Dieser Trend setze sich nun fort. Hinzu kommen die Mietpreise. «Ein Skilehrer, der jetzt ja nicht gerade Millionär ist, kann nicht jeden Preis für eine Wohnung bezahlen.» Das grosse Problem ist laut Ammann, dass in Davos Mietpreise wie in Zürich die Norm seien, die Löhne allerdings mitnichten.

Es droht Skilehrer-Mangel

Auch für Ammann ist klar: Wenn es so weitergeht, herrscht irgendwann Personalmangel bei den Skilehrerinnen und -lehrern, weil sie keine Wohnung mehr finden. Weiter könnte es sein, dass die Skilehrerinnen und -lehrer nicht mehr direkt in Davos, sondern ausserhalb hausen müssen. Und: «Vielleicht müssen bald zwei Personen im gleichen Zimmer schlafen, und es gibt nicht mehr nur Einzelzimmer.»

Eine Erhöhung des Stundenlohns eines Skilehrers schliesst Ammann indes auch nicht aus, aber: «Wenn wir die Preise erhöhen, kommen vielleicht bald weniger Gäste.» Seine pragmatische und absolute Lösung: mehr bezahlbare Häuser für diejenigen, die den nächsten Generationen das Skifahren beibringen.

Ein Mietpreisdeckel könnte Linderung verschaffen

Betroffen von der Wohnungsnot sind nicht nur Skilehrpersonen in Davos und St.

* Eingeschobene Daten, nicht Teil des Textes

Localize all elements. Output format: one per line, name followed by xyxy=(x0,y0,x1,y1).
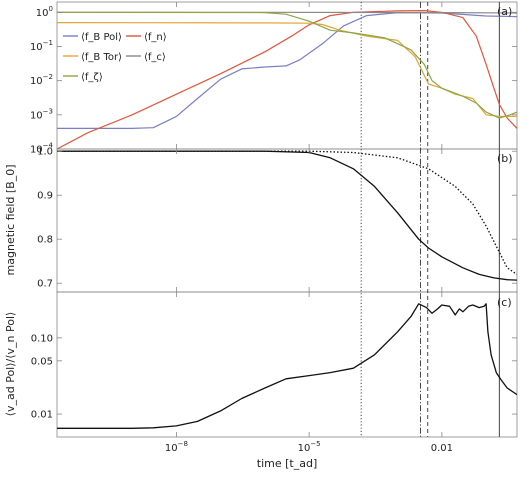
legend-label-f-b-tor: ⟨f_B Tor⟩ xyxy=(81,52,122,63)
panel-c-y-tick-label: 0.10 xyxy=(31,333,53,344)
panel-a-y-tick-label: 10−1 xyxy=(30,39,53,53)
legend: ⟨f_B Pol⟩ ⟨f_n⟩ ⟨f_B Tor⟩ ⟨f_c⟩ ⟨f_ζ⟩ xyxy=(63,32,167,83)
legend-label-f-zeta: ⟨f_ζ⟩ xyxy=(81,72,103,83)
panel-c-y-tick-label: 0.01 xyxy=(31,410,53,421)
panel-c-frame xyxy=(56,291,518,438)
panel-b-series-line-1 xyxy=(57,150,517,275)
panel-a-y-tick-label: 10−3 xyxy=(30,107,53,121)
panel-b-y-tick-label: 0.8 xyxy=(37,235,53,246)
panel-a-series xyxy=(57,10,517,149)
panel-b-y-tick-label: 1.0 xyxy=(37,147,53,158)
legend-label-f-c: ⟨f_c⟩ xyxy=(144,52,166,63)
panel-c-y-axis-title: ⟨v_ad Pol⟩/⟨v_n Pol⟩ xyxy=(4,312,17,417)
legend-label-f-b-pol: ⟨f_B Pol⟩ xyxy=(81,32,122,43)
panel-b-y-axis-title: magnetic field [B_0] xyxy=(4,165,17,276)
legend-label-f-n: ⟨f_n⟩ xyxy=(144,32,167,43)
panel-a-series-line-1 xyxy=(57,10,517,149)
panel-c-series-line-0 xyxy=(57,303,517,429)
panel-b-y-ticks: 1.0 0.9 0.8 0.7 xyxy=(37,147,517,290)
panel-a-frame xyxy=(56,1,518,150)
panel-b-y-tick-label: 0.9 xyxy=(37,191,53,202)
panel-b-y-tick-label: 0.7 xyxy=(37,279,53,290)
panel-a-y-tick-label: 100 xyxy=(36,5,53,19)
panel-a-series-line-0 xyxy=(57,12,517,129)
panel-a-series-line-4 xyxy=(57,11,517,119)
panel-a-y-tick-label: 10−2 xyxy=(30,73,53,87)
panel-c-series xyxy=(57,303,517,429)
panel-b-series-line-0 xyxy=(57,150,517,281)
panel-c-y-ticks: 0.10 0.05 0.01 xyxy=(31,333,517,421)
x-tick-label: 10−5 xyxy=(298,440,321,454)
panel-a-tag: (a) xyxy=(497,5,512,18)
x-ticks: 10−8 10−5 0.01 xyxy=(165,2,453,454)
x-tick-label: 10−8 xyxy=(165,440,188,454)
panel-c-y-tick-label: 0.05 xyxy=(31,356,53,367)
panel-c-tag: (c) xyxy=(497,296,512,309)
vertical-reference-lines xyxy=(360,2,500,437)
x-axis-title: time [t_ad] xyxy=(257,457,317,470)
panel-b-series xyxy=(57,150,517,281)
panel-b-tag: (b) xyxy=(497,152,513,165)
x-tick-label: 0.01 xyxy=(431,443,453,454)
panel-b-frame xyxy=(56,148,518,293)
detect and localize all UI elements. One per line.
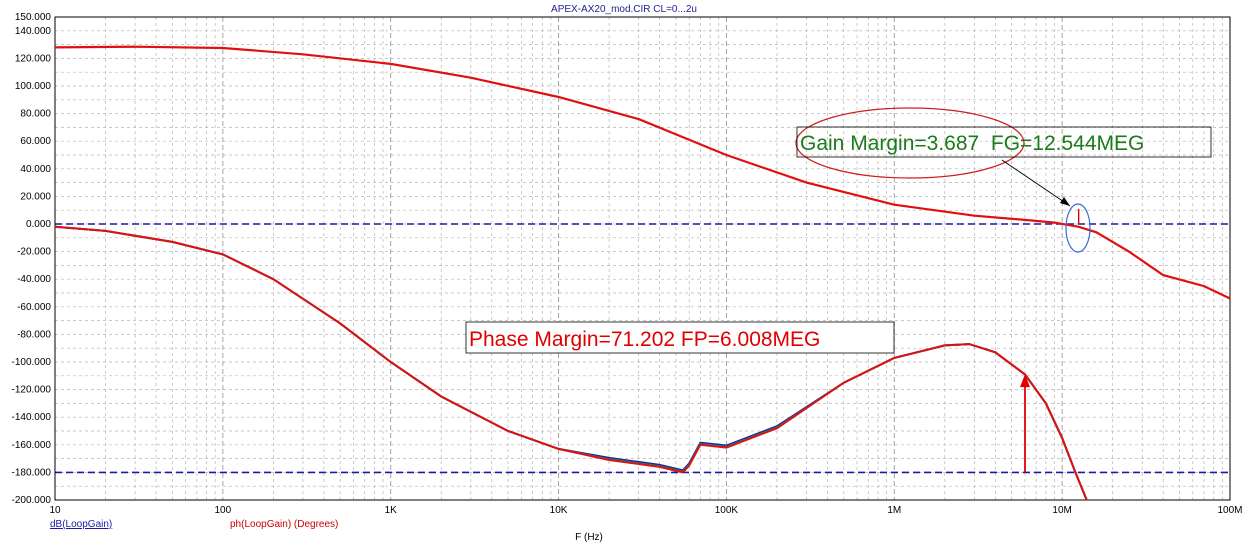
legend-gain[interactable]: dB(LoopGain) xyxy=(50,519,112,530)
chart-title: APEX-AX20_mod.CIR CL=0...2u xyxy=(551,4,697,15)
y-tick-label: -60.000 xyxy=(17,302,51,313)
y-tick-label: -180.000 xyxy=(12,467,52,478)
x-tick-label: 100M xyxy=(1217,505,1242,516)
phase-curve xyxy=(54,225,1088,501)
y-tick-label: -120.000 xyxy=(12,385,52,396)
margin-markers xyxy=(1020,208,1080,473)
gain-margin-pointer-head xyxy=(1060,197,1070,206)
plot-grid xyxy=(54,16,1230,501)
y-tick-label: 60.000 xyxy=(20,136,51,147)
y-tick-label: -100.000 xyxy=(12,357,52,368)
y-tick-label: 120.000 xyxy=(15,53,52,64)
crossover-ellipse xyxy=(1065,203,1091,253)
x-tick-labels: 10 100 1K 10K 100K 1M 10M 100M xyxy=(49,505,1242,516)
x-axis-label: F (Hz) xyxy=(575,532,603,543)
phase-curve-variant-1 xyxy=(54,225,1088,501)
phase-margin-label: Phase Margin=71.202 FP=6.008MEG xyxy=(469,328,820,351)
y-tick-label: -20.000 xyxy=(17,247,51,258)
x-tick-label: 10 xyxy=(49,505,61,516)
reference-lines xyxy=(55,223,1230,474)
x-tick-label: 100K xyxy=(715,505,739,516)
plot-axes xyxy=(54,16,1231,501)
legend-phase[interactable]: ph(LoopGain) (Degrees) xyxy=(230,519,338,530)
y-tick-label: 80.000 xyxy=(20,109,51,120)
x-tick-label: 1M xyxy=(887,505,901,516)
y-tick-label: 150.000 xyxy=(15,12,52,23)
y-tick-label: -80.000 xyxy=(17,329,51,340)
gain-curve xyxy=(54,45,1231,300)
y-tick-label: 0.000 xyxy=(26,219,51,230)
x-tick-label: 10M xyxy=(1052,505,1071,516)
phase-curve-variant-2 xyxy=(54,225,1088,501)
gain-margin-ellipse xyxy=(795,107,1025,179)
plot-frame xyxy=(54,16,1231,501)
phase-margin-box xyxy=(465,321,895,354)
gain-margin-box xyxy=(796,126,1212,158)
y-tick-label: -200.000 xyxy=(12,495,52,506)
x-tick-label: 1K xyxy=(385,505,398,516)
y-tick-label: 40.000 xyxy=(20,164,51,175)
x-tick-label: 10K xyxy=(550,505,568,516)
y-tick-label: 140.000 xyxy=(15,26,52,37)
y-tick-labels: 150.000 140.000 120.000 100.000 80.000 60.000… xyxy=(12,12,52,506)
phase-margin-arrow-head xyxy=(1020,374,1031,388)
y-tick-label: -140.000 xyxy=(12,412,52,423)
curves xyxy=(54,45,1231,501)
y-tick-label: -160.000 xyxy=(12,440,52,451)
gain-margin-label: Gain Margin=3.687 FG=12.544MEG xyxy=(800,132,1144,155)
gain-margin-pointer xyxy=(1001,159,1071,207)
y-tick-label: -40.000 xyxy=(17,274,51,285)
y-tick-label: 20.000 xyxy=(20,191,51,202)
x-tick-label: 100 xyxy=(215,505,232,516)
y-tick-label: 100.000 xyxy=(15,81,52,92)
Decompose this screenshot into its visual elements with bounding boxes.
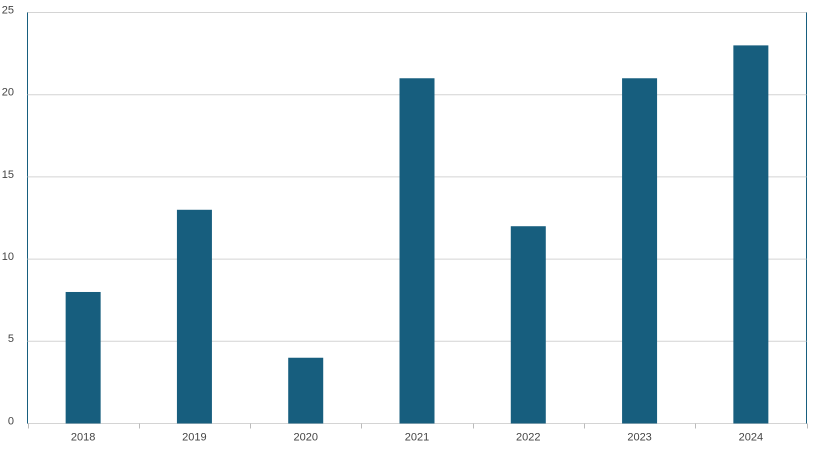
- bar: [65, 291, 101, 424]
- x-tick-label: 2024: [739, 431, 763, 443]
- bar: [733, 45, 769, 424]
- bar: [510, 226, 546, 424]
- y-tick-label: 10: [2, 251, 14, 263]
- y-tick-label: 25: [2, 4, 14, 16]
- x-tick-label: 2022: [516, 431, 540, 443]
- y-tick-label: 15: [2, 169, 14, 181]
- x-tick-label: 2018: [71, 431, 95, 443]
- y-tick-label: 5: [8, 333, 14, 345]
- x-tick-label: 2019: [182, 431, 206, 443]
- bar: [176, 209, 212, 424]
- x-tick-label: 2020: [293, 431, 317, 443]
- y-tick-label: 20: [2, 87, 14, 99]
- y-tick-label: 0: [8, 415, 14, 427]
- x-tick-label: 2021: [405, 431, 429, 443]
- bar: [288, 357, 324, 424]
- bar: [622, 78, 658, 424]
- bar: [399, 78, 435, 424]
- x-tick-label: 2023: [627, 431, 651, 443]
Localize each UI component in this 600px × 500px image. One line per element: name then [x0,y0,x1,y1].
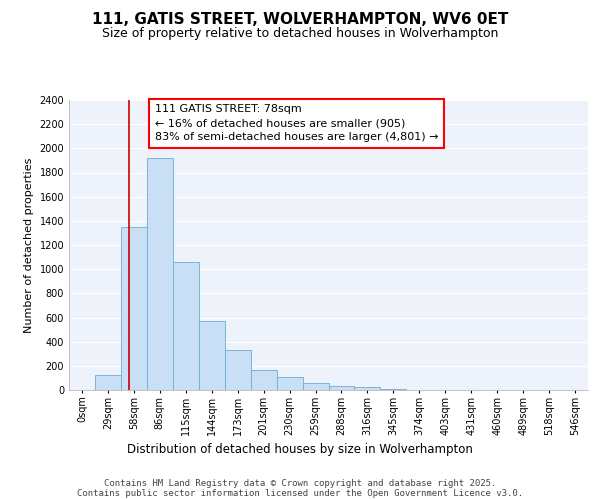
Bar [199,321,224,390]
Bar [251,370,277,390]
Bar [277,378,302,390]
Text: 111, GATIS STREET, WOLVERHAMPTON, WV6 0ET: 111, GATIS STREET, WOLVERHAMPTON, WV6 0E… [92,12,508,28]
Bar [173,262,199,390]
Text: Contains HM Land Registry data © Crown copyright and database right 2025.: Contains HM Land Registry data © Crown c… [104,478,496,488]
Text: Contains public sector information licensed under the Open Government Licence v3: Contains public sector information licen… [77,488,523,498]
Bar [329,386,355,390]
Bar [355,388,380,390]
Text: Distribution of detached houses by size in Wolverhampton: Distribution of detached houses by size … [127,442,473,456]
Text: Size of property relative to detached houses in Wolverhampton: Size of property relative to detached ho… [102,28,498,40]
Bar [302,383,329,390]
Bar [121,227,147,390]
Bar [225,350,251,390]
Bar [95,375,121,390]
Bar [147,158,173,390]
Text: 111 GATIS STREET: 78sqm
← 16% of detached houses are smaller (905)
83% of semi-d: 111 GATIS STREET: 78sqm ← 16% of detache… [155,104,438,142]
Y-axis label: Number of detached properties: Number of detached properties [24,158,34,332]
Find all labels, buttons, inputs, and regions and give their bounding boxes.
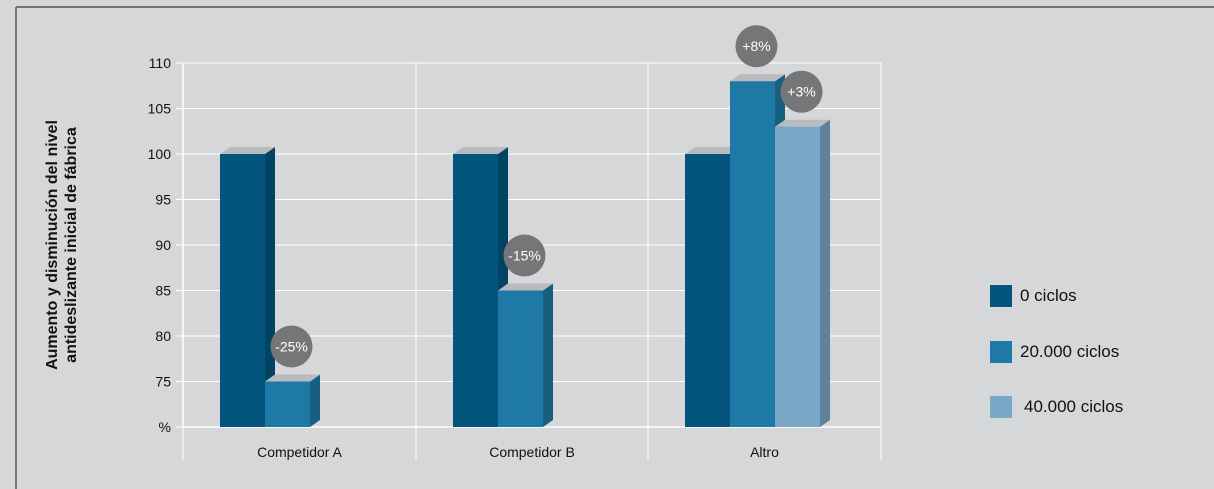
x-tick-label-altro: Altro: [750, 444, 779, 460]
change-bubble-circle: [503, 234, 546, 277]
x-tick-labels: Competidor A Competidor B Altro: [257, 444, 779, 460]
bar-front: [775, 126, 820, 427]
legend-swatch-40000-ciclos: [990, 396, 1012, 418]
y-tick-label-110: 110: [149, 55, 172, 71]
y-tick-label-80: 80: [155, 328, 171, 344]
legend-label-40000-ciclos: 40.000 ciclos: [1024, 397, 1124, 416]
y-tick-label-100: 100: [148, 146, 172, 162]
x-tick-label-competidor-b: Competidor B: [489, 444, 575, 460]
bar-front: [453, 154, 498, 427]
y-tick-label-105: 105: [148, 101, 172, 117]
legend-label-20000-ciclos: 20.000 ciclos: [1020, 342, 1120, 361]
bar-top: [775, 119, 830, 127]
y-tick-label-90: 90: [155, 237, 171, 253]
bar-front: [265, 381, 310, 427]
legend-item-40000-ciclos: 40.000 ciclos: [990, 395, 1123, 419]
change-bubble-circle: [270, 325, 313, 368]
legend-swatch-20000-ciclos: [990, 341, 1012, 363]
chart-border: [15, 6, 1214, 489]
bars: [220, 74, 830, 427]
y-axis-title-line-1: Aumento y disminución del nivel: [44, 120, 61, 370]
change-bubble-altro-40-000-ciclos: +3%: [780, 70, 823, 113]
change-bubble-label: -15%: [508, 248, 541, 264]
legend-swatch-0-ciclos: [990, 285, 1012, 307]
legend-item-20000-ciclos: 20.000 ciclos: [990, 340, 1119, 364]
bar-altro-40-000-ciclos: [775, 119, 830, 427]
bar-side: [820, 119, 830, 427]
bar-front: [685, 154, 730, 427]
change-bubble-competidor-b-20-000-ciclos: -15%: [503, 234, 546, 277]
bar-competidor-a-20-000-ciclos: [265, 374, 320, 427]
change-bubble-competidor-a-20-000-ciclos: -25%: [270, 325, 313, 368]
bar-competidor-b-20-000-ciclos: [498, 283, 553, 427]
bar-front: [730, 81, 775, 427]
legend-label-0-ciclos: 0 ciclos: [1020, 286, 1077, 305]
change-bubble-label: -25%: [275, 339, 308, 355]
change-bubble-circle: [780, 70, 823, 113]
change-bubble-circle: [735, 25, 778, 68]
y-tick-label-85: 85: [155, 283, 171, 299]
change-bubble-label: +8%: [742, 38, 770, 54]
bar-side: [310, 374, 320, 427]
bar-top: [265, 374, 320, 382]
bar-front: [498, 290, 543, 427]
bar-front: [220, 154, 265, 427]
bar-top: [730, 74, 785, 82]
y-tick-labels: % 75 80 85 90 95 100 105 110: [148, 55, 172, 435]
bar-top: [498, 283, 553, 291]
bar-competidor-a-0-ciclos: [220, 147, 275, 427]
legend-item-0-ciclos: 0 ciclos: [990, 284, 1077, 308]
change-bubbles: -25% -15% +8% +3%: [270, 25, 823, 368]
x-tick-label-competidor-a: Competidor A: [257, 444, 342, 460]
change-bubble-label: +3%: [787, 84, 815, 100]
bar-side: [543, 283, 553, 427]
bar-side: [265, 147, 275, 427]
y-axis-title-line-2: antideslizante inicial de fábrica: [63, 127, 80, 363]
change-bubble-altro-20-000-ciclos: +8%: [735, 25, 778, 68]
y-axis-title: Aumento y disminución del nivel antidesl…: [43, 120, 81, 370]
y-tick-label-95: 95: [155, 192, 171, 208]
bar-top: [685, 147, 740, 154]
y-tick-label-75: 75: [155, 374, 171, 390]
bar-top: [453, 147, 508, 154]
y-tick-label-: %: [159, 419, 171, 435]
bar-top: [220, 147, 275, 154]
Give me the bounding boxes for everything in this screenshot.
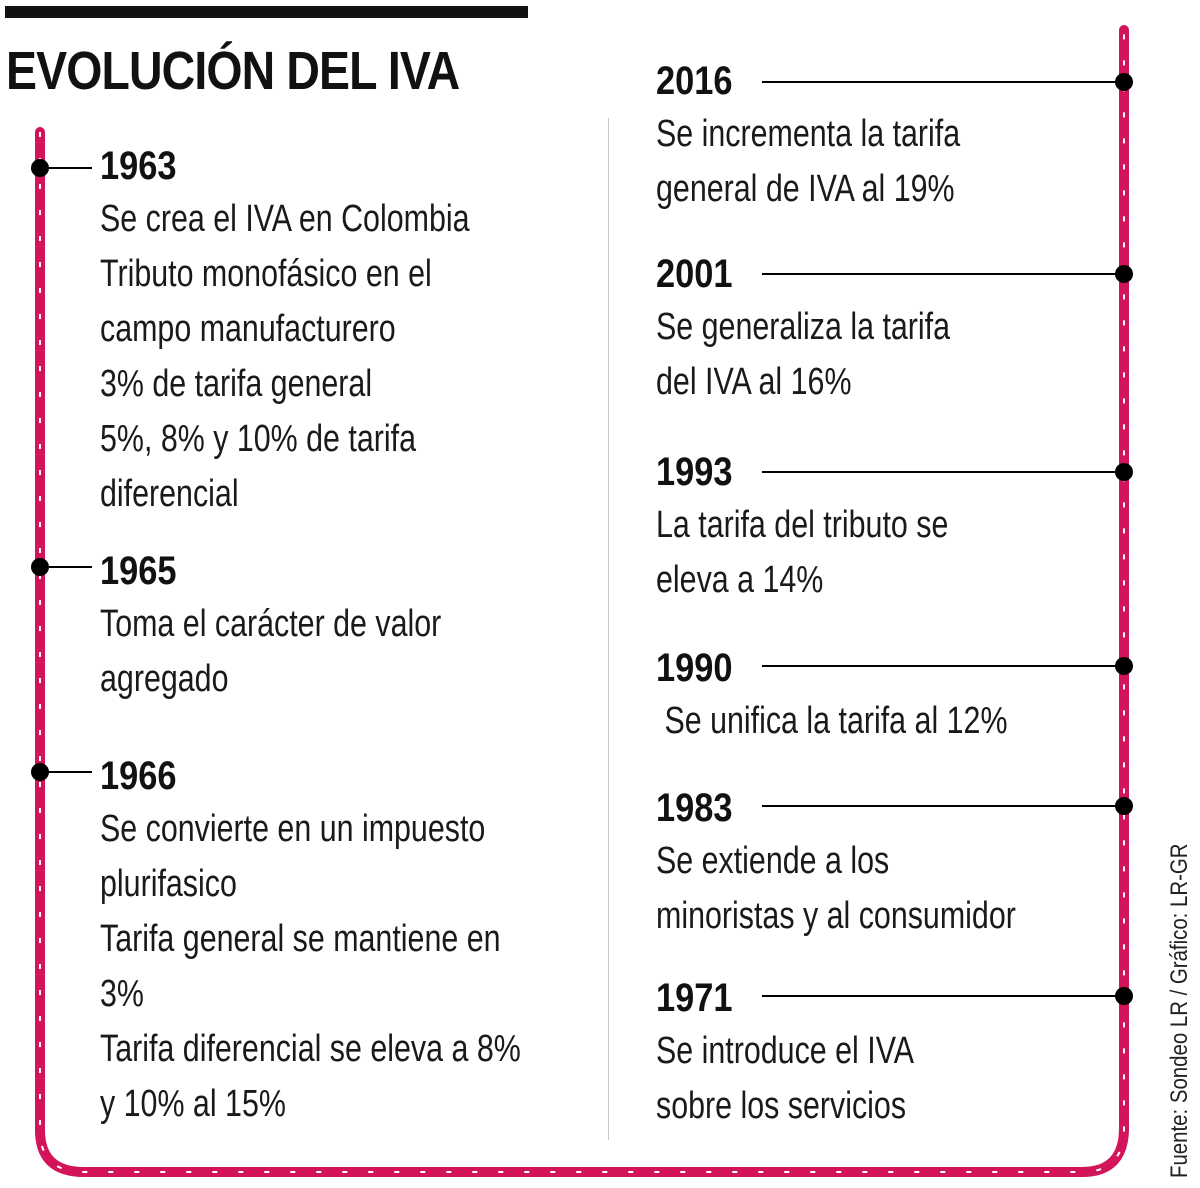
- event-line: 3%: [100, 973, 144, 1015]
- event-line: Se extiende a los: [656, 840, 890, 882]
- timeline-dot: [1115, 73, 1133, 91]
- timeline-dot: [31, 763, 49, 781]
- event-year: 1983: [656, 786, 733, 830]
- event-line: La tarifa del tributo se: [656, 504, 949, 546]
- event-2001: 2001 Se generaliza la tarifa del IVA al …: [656, 248, 1024, 410]
- event-line: general de IVA al 19%: [656, 168, 955, 210]
- event-1966: 1966 Se convierte en un impuesto plurifa…: [100, 750, 626, 1132]
- event-year: 1993: [656, 450, 733, 494]
- event-line: Se generaliza la tarifa: [656, 306, 951, 348]
- event-year: 1971: [656, 976, 733, 1020]
- timeline-dot: [31, 159, 49, 177]
- source-credit: Fuente: Sondeo LR / Gráfico: LR-GR: [1166, 843, 1193, 1178]
- event-line: Se unifica la tarifa al 12%: [656, 700, 1008, 742]
- event-line: Tributo monofásico en el: [100, 253, 432, 295]
- event-line: Toma el carácter de valor: [100, 603, 442, 645]
- page-title: EVOLUCIÓN DEL IVA: [6, 41, 460, 101]
- event-line: 3% de tarifa general: [100, 363, 373, 405]
- event-year: 1965: [100, 549, 177, 593]
- event-line: y 10% al 15%: [100, 1083, 286, 1125]
- event-1990: 1990 Se unifica la tarifa al 12%: [656, 642, 1095, 749]
- timeline-dot: [1115, 797, 1133, 815]
- event-1963: 1963 Se crea el IVA en Colombia Tributo …: [100, 140, 562, 522]
- event-1993: 1993 La tarifa del tributo se eleva a 14…: [656, 446, 1021, 608]
- event-line: Tarifa diferencial se eleva a 8%: [100, 1028, 521, 1070]
- event-line: del IVA al 16%: [656, 361, 852, 403]
- event-line: eleva a 14%: [656, 559, 824, 601]
- event-line: agregado: [100, 658, 229, 700]
- event-line: diferencial: [100, 473, 239, 515]
- event-1983: 1983 Se extiende a los minoristas y al c…: [656, 782, 1106, 944]
- event-1965: 1965 Toma el carácter de valor agregado: [100, 545, 527, 707]
- event-year: 1990: [656, 646, 733, 690]
- top-rule: [5, 6, 528, 18]
- timeline-dot: [1115, 657, 1133, 675]
- event-line: minoristas y al consumidor: [656, 895, 1016, 937]
- event-line: 5%, 8% y 10% de tarifa: [100, 418, 416, 460]
- timeline-dot: [1115, 987, 1133, 1005]
- timeline-track-ticks: [39, 30, 1125, 1173]
- timeline-dot: [31, 558, 49, 576]
- event-line: campo manufacturero: [100, 308, 396, 350]
- event-line: Se introduce el IVA: [656, 1030, 914, 1072]
- event-year: 2001: [656, 252, 733, 296]
- event-1971: 1971 Se introduce el IVA sobre los servi…: [656, 972, 978, 1134]
- event-line: Se incrementa la tarifa: [656, 113, 961, 155]
- event-line: sobre los servicios: [656, 1085, 907, 1127]
- event-line: Se convierte en un impuesto: [100, 808, 486, 850]
- timeline-dot: [1115, 265, 1133, 283]
- event-year: 1963: [100, 144, 177, 188]
- timeline-dot: [1115, 463, 1133, 481]
- column-divider: [608, 118, 609, 1140]
- event-year: 2016: [656, 59, 733, 103]
- event-line: plurifasico: [100, 863, 237, 905]
- event-year: 1966: [100, 754, 177, 798]
- event-line: Tarifa general se mantiene en: [100, 918, 501, 960]
- event-2016: 2016 Se incrementa la tarifa general de …: [656, 55, 1036, 217]
- event-line: Se crea el IVA en Colombia: [100, 198, 470, 240]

Moritz, sondern auch in der Lenzerheide GR und Arosa GR. Ammann weiss: «Das Problem besteht aber nicht nur in Graubünden, sondern auch im Berner Oberland.»

Das bestätigt auch der Dachverband Swiss Snowsports. Direktor Stéphane Cattin sagt: «Das Problem beschäftigt uns seit Jahren und wird immer schlimmer, doch wir als Dachverband können nicht viel bewegen.» Die Problematik finde sich schweizweit, auch wegen des Tourismus, der wieder massiv mehr Gäste in die Destinationen bringt. «Das geht vom Wallis über Bern bis hin in die Ostschweiz und Graubünden.»

Als direkte Massnahme rät er, sich vor Ort mit der Politik in Verbindung zu setzen. Gegen die Wohnungsnot gäbe es eigentlich nur eines: «Einen Mietpreisdeckel für Einheimische und das Personal.»